A juvenile tiger shark that was wrestled onboard the boat to be measured and tagged threw up on deck. Out came a ball of feathers, Mississippi State University fisheries ecologist Marcus Drymon told National Geographic.

“Being a scientist, of course, I scooped them all up and took them back to the lab to analyze,” Drymon said.

Drymon got help identifying the feathers from Kevin Feldheim, a friend and molecular biologist at The Field Museum in Chicago, according to Popular Science Magazine.

Using a technique called DNA barcoding, Feldheim identified the feathers as that of a brown thrasher — a songbird commonly found in suburban yards.

Intrigued, Drymon decided to investigate the phenomenon.

Over a nine-year study in which they studied the stomach contents of 105 small tiger sharks, Drymon and his team pieced together a theory.

More than 40 of the sharks’ stomachs contained remains of common songbirds such as sparrows, doves, woodpeckers and wrens. All of the species were migratory.

The birds migrate south over the Gulf of Mexico in the fall, traveling over the same coastal waters that tiger shark moms use as nurseries for their newborns.

One of the hazards of the journey is occasional cold fronts, which can send large numbers of birds plummeting into the sea.

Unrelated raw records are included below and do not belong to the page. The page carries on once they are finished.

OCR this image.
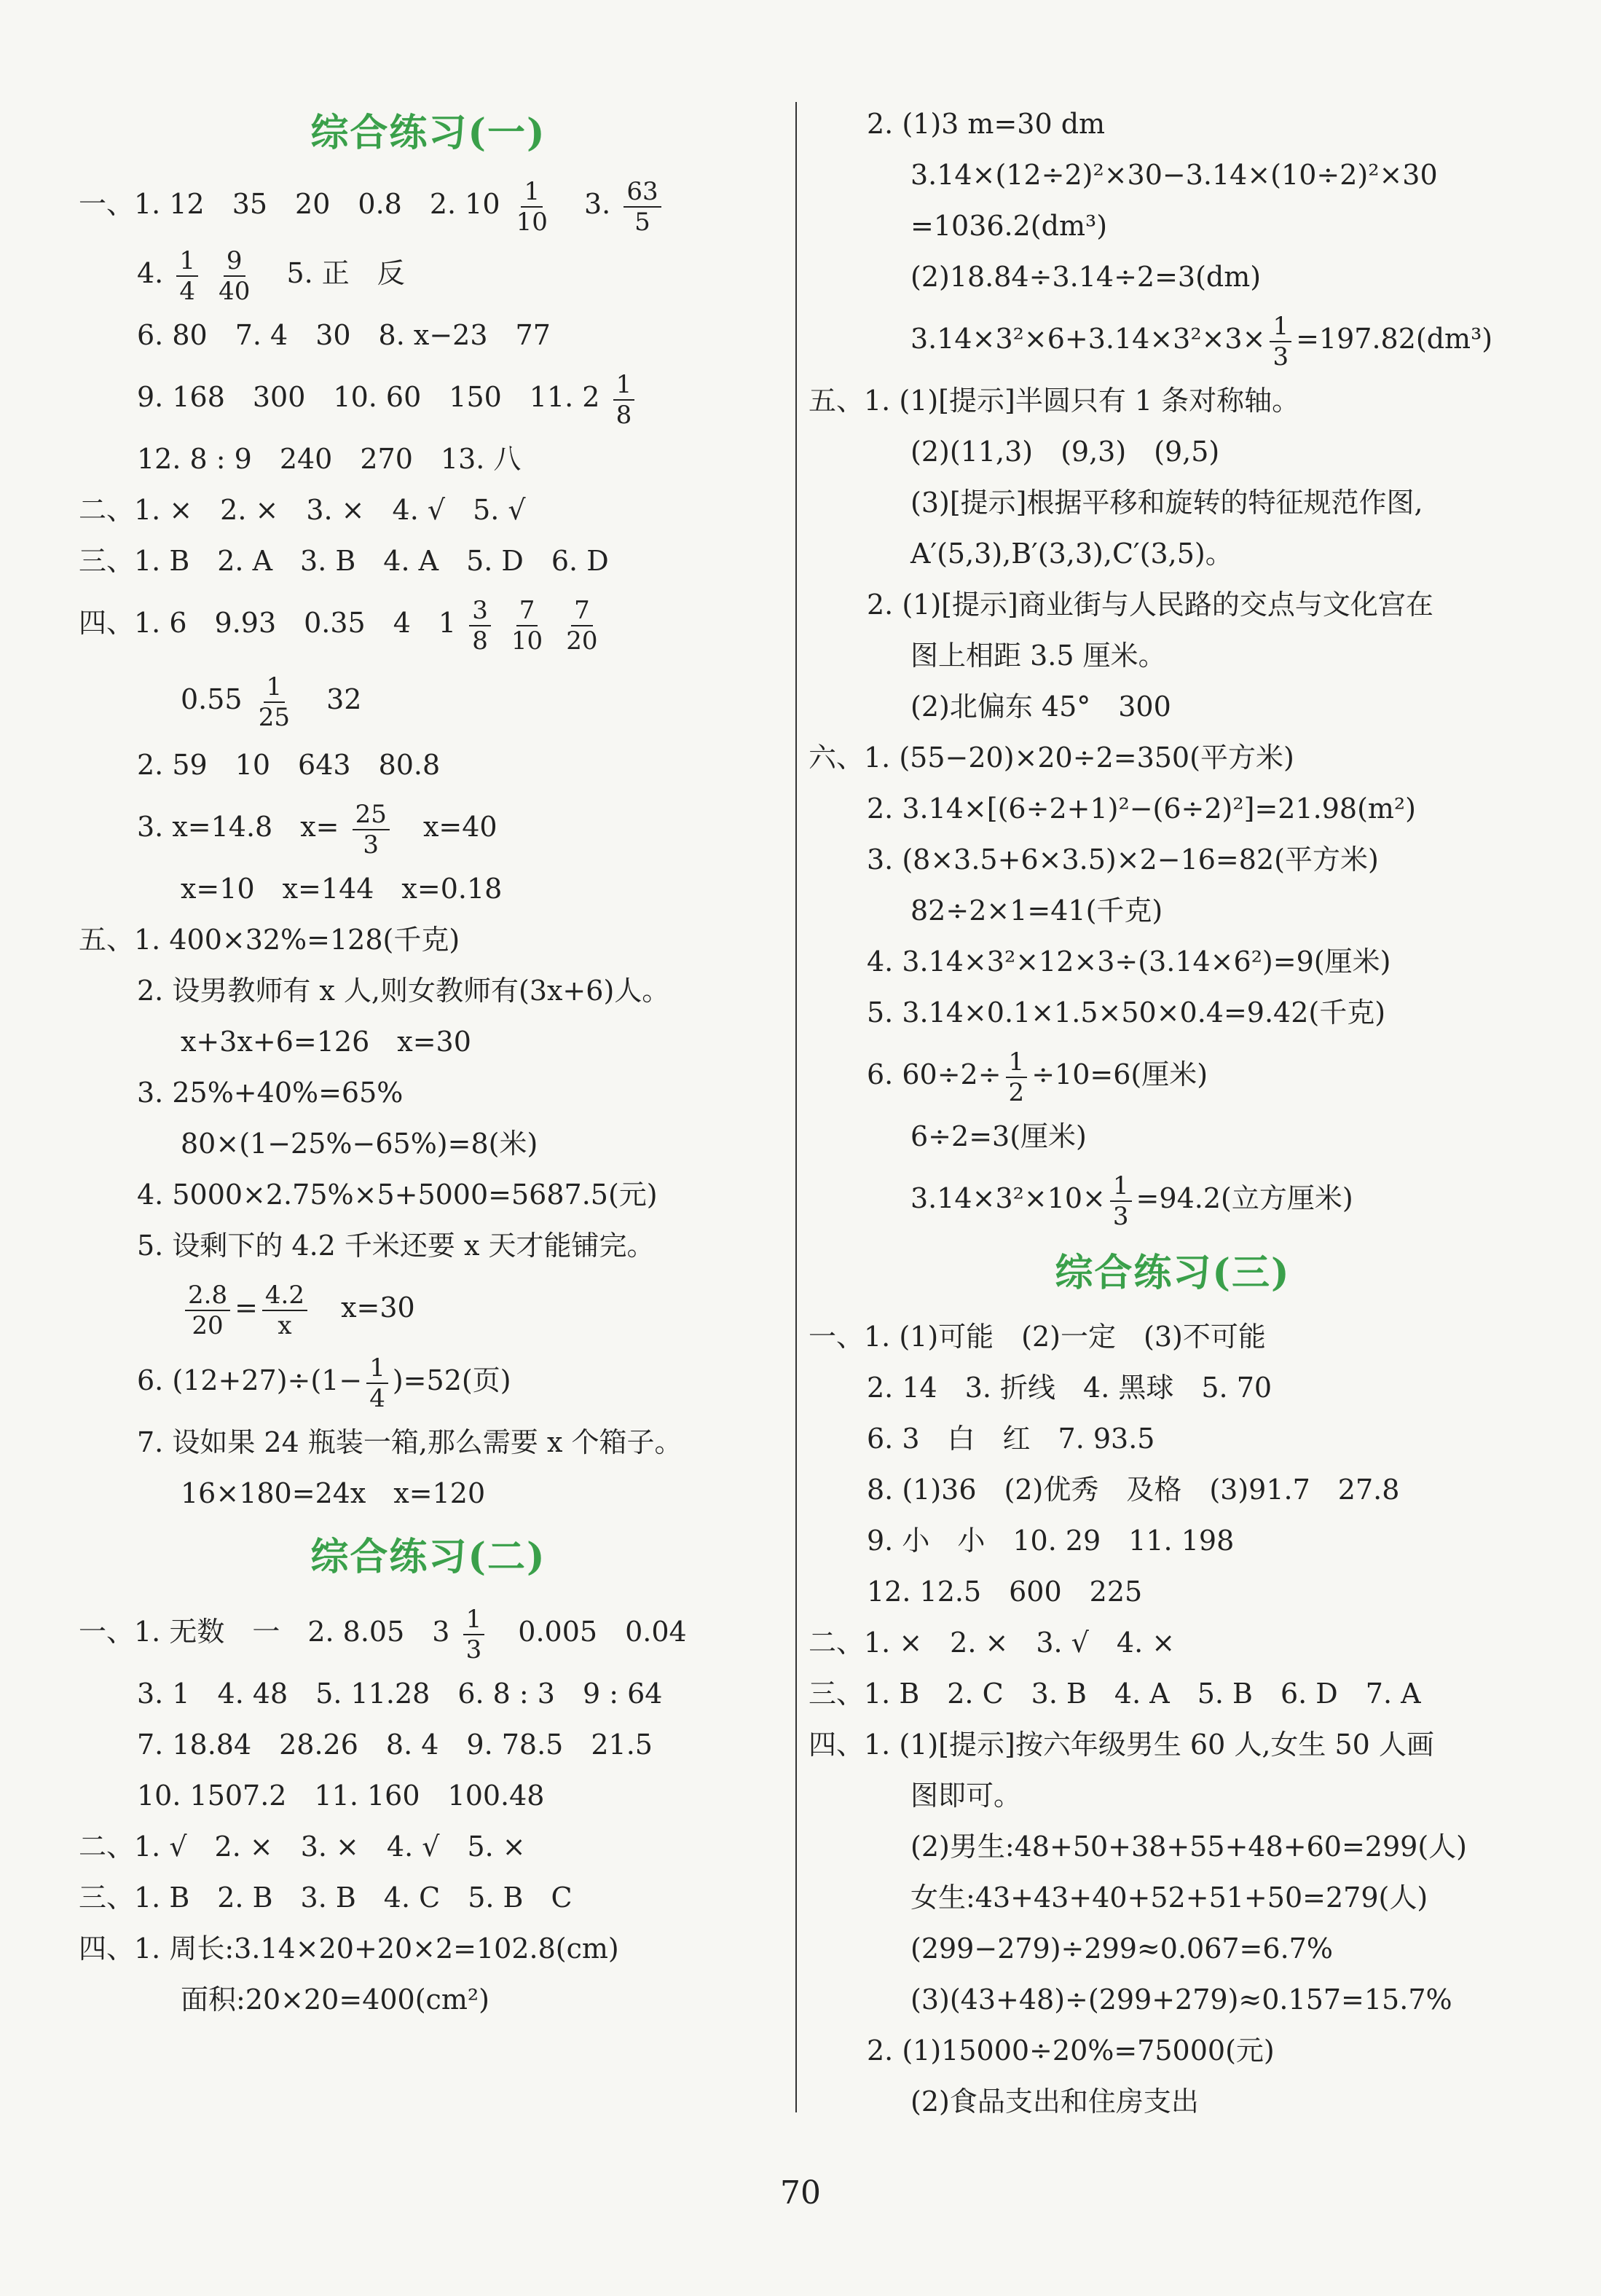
综合练习(一)
一、1. 12　35　20　0.8　2. $10 \frac{1}{10} 3$. $\frac{63}{5}$
4. $\frac{1}{4}$
$\frac{9}{40} 5$. 正　反
6. 80　7. 4　30　8. x−23　77
9. 168　300　10. 60　150　11. $2 \frac{1}{8}$
12. 8 : 9　240　270　13. 八
二、1. ×　2. ×　3. ×　4. √　5. √
三、1. B　2. A　3. B　4. A　5. D　6. D
四、1. 6　9.93　0.35　4　$1 \frac{3}{8}$
$\frac{7}{10}$
$\frac{7}{20}$
$0.55 \frac{1}{25} 32$
2. 59　10　643　80.8
3. x=14.8　$x= \frac{25}{3} x=40$
x=10　x=144　x=0.18
五、1. 400×32%=128(千克)
2. 设男教师有 x 人,则女教师有(3x+6)人。
x+3x+6=126　x=30
3. 25%+40%=65%
80×(1−25%−65%)=8(米)
4. 5000×2.75%×5+5000=5687.5(元)
5. 设剩下的 4.2 千米还要 x 天才能铺完。
$\frac{2.8}{20} = \frac{4.2}{x} x=30$
6. $(12+27)\div(1- \frac{1}{4} )=52$(页)
7. 设如果 24 瓶装一箱,那么需要 x 个箱子。
16×180=24x　x=120
综合练习(二)
一、1. 无数　一　2. 8.05　$3 \frac{1}{3} 0.005$　0.04
3. 1　4. 48　5. 11.28　6. 8 : 3　9 : 64
7. 18.84　28.26　8. 4　9. 78.5　21.5
10. 1507.2　11. 160　100.48
二、1. √　2. ×　3. ×　4. √　5. ×
三、1. B　2. B　3. B　4. C　5. B　C
四、1. 周长:3.14×20+20×2=102.8(cm)
面积:20×20=400(cm²)
2. (1)3 m=30 dm
3.14×(12÷2)²×30−3.14×(10÷2)²×30
=1036.2(dm³)
(2)18.84÷3.14÷2=3(dm)
$3.14\times 3^2\times 6+3.14\times 3^2\times 3\times \frac{1}{3} =197.82(dm^3)$
五、1. (1)[提示]半圆只有 1 条对称轴。
(2)(11,3)　(9,3)　(9,5)
(3)[提示]根据平移和旋转的特征规范作图,
A′(5,3),B′(3,3),C′(3,5)。
2. (1)[提示]商业街与人民路的交点与文化宫在
图上相距 3.5 厘米。
(2)北偏东 45°　300
六、1. (55−20)×20÷2=350(平方米)
2. 3.14×[(6÷2+1)²−(6÷2)²]=21.98(m²)
3. (8×3.5+6×3.5)×2−16=82(平方米)
82÷2×1=41(千克)
4. 3.14×3²×12×3÷(3.14×6²)=9(厘米)
5. 3.14×0.1×1.5×50×0.4=9.42(千克)
6. $60\div 2\div \frac{1}{2} \div 10=6$(厘米)
6÷2=3(厘米)
$3.14\times 3^2\times 10\times \frac{1}{3} =94.2$(立方厘米)
综合练习(三)
一、1. (1)可能　(2)一定　(3)不可能
2. 14　3. 折线　4. 黑球　5. 70
6. 3　白　红　7. 93.5
8. (1)36　(2)优秀　及格　(3)91.7　27.8
9. 小　小　10. 29　11. 198
12. 12.5　600　225
二、1. ×　2. ×　3. √　4. ×
三、1. B　2. C　3. B　4. A　5. B　6. D　7. A
四、1. (1)[提示]按六年级男生 60 人,女生 50 人画
图即可。
(2)男生:48+50+38+55+48+60=299(人)
女生:43+43+40+52+51+50=279(人)
(299−279)÷299≈0.067=6.7%
(3)(43+48)÷(299+279)≈0.157=15.7%
2. (1)15000÷20%=75000(元)
(2)食品支出和住房支出
70
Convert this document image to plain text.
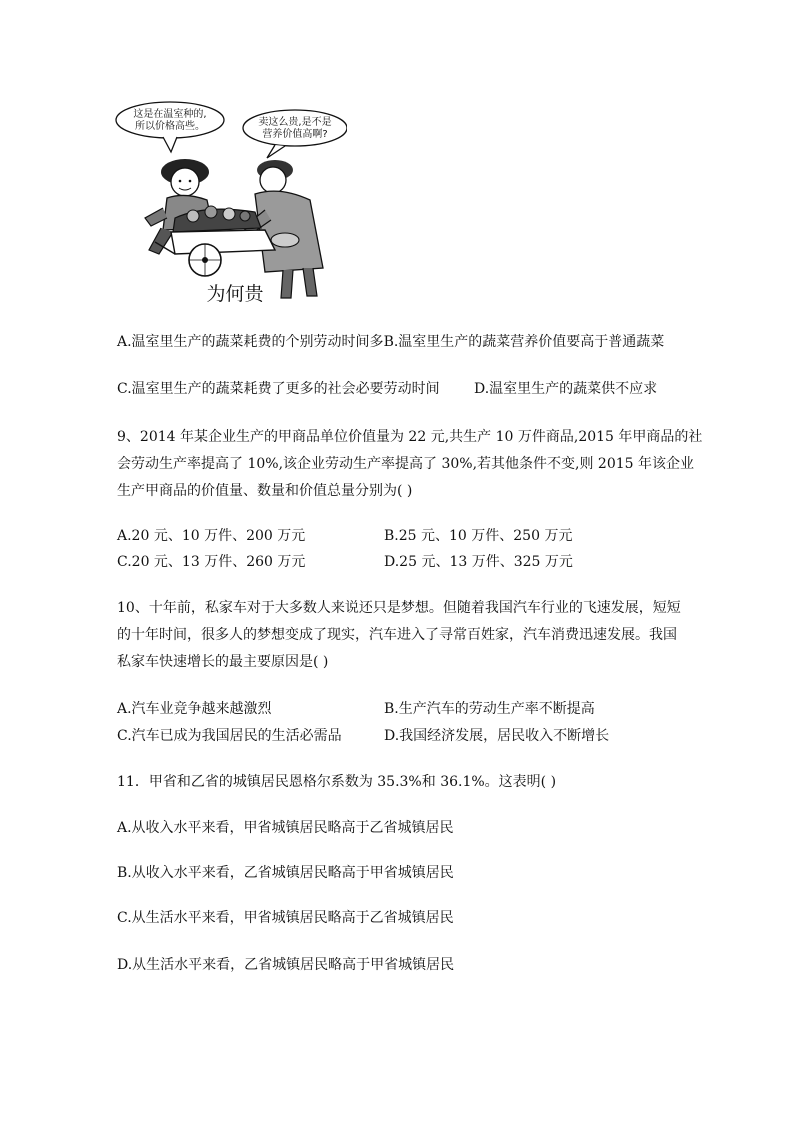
这是在温室种的,
所以价格高些。	卖这么贵,是不是
营养价值高啊?
为何贵
A.温室里生产的蔬菜耗费的个别劳动时间多B.温室里生产的蔬菜营养价值要高于普通蔬菜
C.温室里生产的蔬菜耗费了更多的社会必要劳动时间 D.温室里生产的蔬菜供不应求
9、2014 年某企业生产的甲商品单位价值量为 22 元,共生产 10 万件商品,2015 年甲商品的社
会劳动生产率提高了 10%,该企业劳动生产率提高了 30%,若其他条件不变,则 2015 年该企业
生产甲商品的价值量、数量和价值总量分别为( )
A.20 元、10 万件、200 万元	B.25 元、10 万件、250 万元
C.20 元、13 万件、260 万元	D.25 元、13 万件、325 万元
10、十年前，私家车对于大多数人来说还只是梦想。但随着我国汽车行业的飞速发展，短短
的十年时间，很多人的梦想变成了现实，汽车进入了寻常百姓家，汽车消费迅速发展。我国
私家车快速增长的最主要原因是( )
A.汽车业竞争越来越激烈	B.生产汽车的劳动生产率不断提高
C.汽车已成为我国居民的生活必需品	D.我国经济发展，居民收入不断增长
11．甲省和乙省的城镇居民恩格尔系数为 35.3%和 36.1%。这表明( )
A.从收入水平来看，甲省城镇居民略高于乙省城镇居民
B.从收入水平来看，乙省城镇居民略高于甲省城镇居民
C.从生活水平来看，甲省城镇居民略高于乙省城镇居民
D.从生活水平来看，乙省城镇居民略高于甲省城镇居民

The fallen fowl make easy pickings for young tiger sharks in search of a meal, the researchers concluded.

“All of the sudden, it’s not just a gee-whiz observation,” Drymon told Popular Science Magazine. “It’s something they do relatively frequently. It was really mind-blowing when we were able to put this together.”

More research is needed to confirm the theory, but it makes a convincing explanation for the unexpected phenomenon.

The study, titled “Tiger sharks eat songbirds: scavenging a windfall of nutrients from the sky,” was published in peer-reviewed science journal “Ecology” on May 21.